Dark wraps the room. Someone curses. The shotgun man steps where he shouldn’t. The table corner bites his thigh. I slide left and fire twice, center mass, then pivot and fire once more where the inhale told me the second man stood. The sub-gun clatters. The shotgun falls and discharges into the ceiling. Plaster dust rains down like chalk.
The light from the hall stripe punches a thin silver band across the floor. Volker freezes for half a beat, then reaches for the map on the wall like it can protect him. I cross the room and slam him into it so hard the frame cracks. The safe behind the map thumps against the drywall like a heart.
“You talk too much,” I say.
He claws at my forearm and grins anyway. “And you came alone.”
“Absolutely.”
He drives his knee up toward my thigh. I ride it and put him on the table. The marker rolls to the floor and leaves a black smear. He reaches for it out of habit. Useless.
The door to the hall opens a fraction. A curious head. I toss the shotgun into the strip of light. It hits the floor with a boom. The head vanishes, and a voice yells for help. That is the noise I planned to use. Panic starves coordination.
I put my forearm on Volker’s throat and ease the pressure until he wheezes and stops pretending he can chew glass.
“You put a camera on my street,” I say.
“I put five,” he chokes, eyes shining with the kind of joy that only men who think they cannot die own. “And a microphone under your girl’s kitchen window. She makes small noises when she sleeps. Does she know that?”
My hands want to close. I don’t let them. I want names, not silence. I shift weight and let him drink air he does not deserve.
“Which van?” I ask. “Plate.”
“You really think I’ll tell you?” he says, beaming. “You’re better at asking when you can show them a blade.”

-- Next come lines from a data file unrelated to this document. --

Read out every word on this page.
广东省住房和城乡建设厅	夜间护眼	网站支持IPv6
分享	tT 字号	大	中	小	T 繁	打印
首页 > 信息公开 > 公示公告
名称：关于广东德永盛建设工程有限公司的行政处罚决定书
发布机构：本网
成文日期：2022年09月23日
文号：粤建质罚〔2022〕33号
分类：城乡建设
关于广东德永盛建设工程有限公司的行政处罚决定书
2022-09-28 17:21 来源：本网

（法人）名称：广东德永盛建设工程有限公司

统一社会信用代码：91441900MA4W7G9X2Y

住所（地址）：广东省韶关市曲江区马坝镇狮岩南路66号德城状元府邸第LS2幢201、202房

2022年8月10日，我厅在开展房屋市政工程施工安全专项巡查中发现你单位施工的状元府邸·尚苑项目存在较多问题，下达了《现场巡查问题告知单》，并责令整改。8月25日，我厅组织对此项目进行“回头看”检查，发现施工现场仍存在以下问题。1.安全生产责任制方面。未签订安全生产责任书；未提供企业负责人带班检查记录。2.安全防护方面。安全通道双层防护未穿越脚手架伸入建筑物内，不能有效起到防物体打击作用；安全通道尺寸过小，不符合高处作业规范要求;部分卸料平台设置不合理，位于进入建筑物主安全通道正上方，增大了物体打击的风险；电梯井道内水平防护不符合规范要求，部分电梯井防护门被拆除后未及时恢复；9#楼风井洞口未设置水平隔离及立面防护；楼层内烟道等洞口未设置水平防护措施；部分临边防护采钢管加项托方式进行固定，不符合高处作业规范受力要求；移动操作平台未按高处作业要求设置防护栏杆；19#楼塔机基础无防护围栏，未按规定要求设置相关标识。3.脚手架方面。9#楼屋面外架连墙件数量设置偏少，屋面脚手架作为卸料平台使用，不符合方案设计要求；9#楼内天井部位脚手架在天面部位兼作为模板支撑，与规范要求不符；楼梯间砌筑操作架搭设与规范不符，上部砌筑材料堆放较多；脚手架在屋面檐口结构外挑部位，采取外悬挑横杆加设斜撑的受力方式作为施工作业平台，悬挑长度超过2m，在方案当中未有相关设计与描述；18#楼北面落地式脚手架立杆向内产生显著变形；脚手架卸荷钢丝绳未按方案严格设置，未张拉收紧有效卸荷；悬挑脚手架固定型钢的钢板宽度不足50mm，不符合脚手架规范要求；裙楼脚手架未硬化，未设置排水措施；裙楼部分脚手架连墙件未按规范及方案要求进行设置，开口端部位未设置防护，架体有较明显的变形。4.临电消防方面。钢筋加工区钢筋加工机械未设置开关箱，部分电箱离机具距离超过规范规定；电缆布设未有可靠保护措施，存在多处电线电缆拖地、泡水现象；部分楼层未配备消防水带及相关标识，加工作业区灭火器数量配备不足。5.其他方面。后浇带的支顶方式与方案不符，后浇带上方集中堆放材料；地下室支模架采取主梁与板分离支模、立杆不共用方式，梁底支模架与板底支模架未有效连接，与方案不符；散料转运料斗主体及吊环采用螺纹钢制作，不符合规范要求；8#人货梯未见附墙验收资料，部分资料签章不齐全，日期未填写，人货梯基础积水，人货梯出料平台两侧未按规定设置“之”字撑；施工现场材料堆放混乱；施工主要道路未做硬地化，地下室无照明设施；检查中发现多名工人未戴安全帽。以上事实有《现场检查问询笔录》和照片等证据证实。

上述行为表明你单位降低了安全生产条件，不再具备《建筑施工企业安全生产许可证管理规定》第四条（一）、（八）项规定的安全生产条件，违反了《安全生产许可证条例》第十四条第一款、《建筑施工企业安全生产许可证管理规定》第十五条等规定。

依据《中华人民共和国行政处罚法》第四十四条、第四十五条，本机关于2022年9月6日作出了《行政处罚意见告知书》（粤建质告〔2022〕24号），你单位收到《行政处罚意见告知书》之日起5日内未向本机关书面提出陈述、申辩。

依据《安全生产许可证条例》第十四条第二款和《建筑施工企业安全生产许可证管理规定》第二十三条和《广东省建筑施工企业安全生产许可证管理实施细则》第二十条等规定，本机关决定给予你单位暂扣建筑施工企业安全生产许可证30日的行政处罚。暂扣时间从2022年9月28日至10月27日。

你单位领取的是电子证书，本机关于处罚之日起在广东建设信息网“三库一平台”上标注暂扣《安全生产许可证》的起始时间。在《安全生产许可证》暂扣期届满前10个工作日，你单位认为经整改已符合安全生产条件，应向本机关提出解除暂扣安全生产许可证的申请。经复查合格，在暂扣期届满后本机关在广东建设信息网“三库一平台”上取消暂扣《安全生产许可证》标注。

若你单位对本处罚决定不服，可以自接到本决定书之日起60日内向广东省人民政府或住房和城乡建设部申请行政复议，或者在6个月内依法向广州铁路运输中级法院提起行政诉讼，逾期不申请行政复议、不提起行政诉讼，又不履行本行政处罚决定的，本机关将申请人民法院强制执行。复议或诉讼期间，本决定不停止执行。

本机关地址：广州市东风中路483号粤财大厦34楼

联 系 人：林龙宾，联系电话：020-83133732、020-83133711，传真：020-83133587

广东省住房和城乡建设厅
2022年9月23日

I show him my empty hand. He shakes his head like I’m boring him. Then I crack two knuckles into the safe door behind the map. The hollow metal rings. He flinches. He is not afraid for his life yet. He is afraid of what is inside.
“Code,” I say.
He laughs again. Still enjoying himself, even with blood on his teeth. “You won’t shoot it open. You might hit something that stains your conscience.”
“I don’t carry one,” I say. “Code.”
He spits at my cheek and misses. “Take your time. The van does not need me.”
I hear boots in the hall. Two sets. Running in a pattern that says they don’t know if they are brave. I pick the subgun off the floor without looking and point it into Volker’s chest. His hands grab it just to keep it from breaking his ribs. I take the marker off the floor and jam it between his fingers and the trigger guard.
“Pull,” I say.
“What?”
“Pull,” I repeat, and lean just enough that the muzzle points at the window. Men in the hall see the barrel. They drop.I release the weapon. It clatters away. Volker flails for it, off balance now, breath hitching like he climbed five flights.
“You make a mess,” he pants. “And for what? One girl. One small woman who will leave you when she understands what you are.”
“She understands already,” I say.
He bares his teeth. “She thinks she does. Wait until you come home with a piece of me under your nails. Wait until she smells me on your skin.”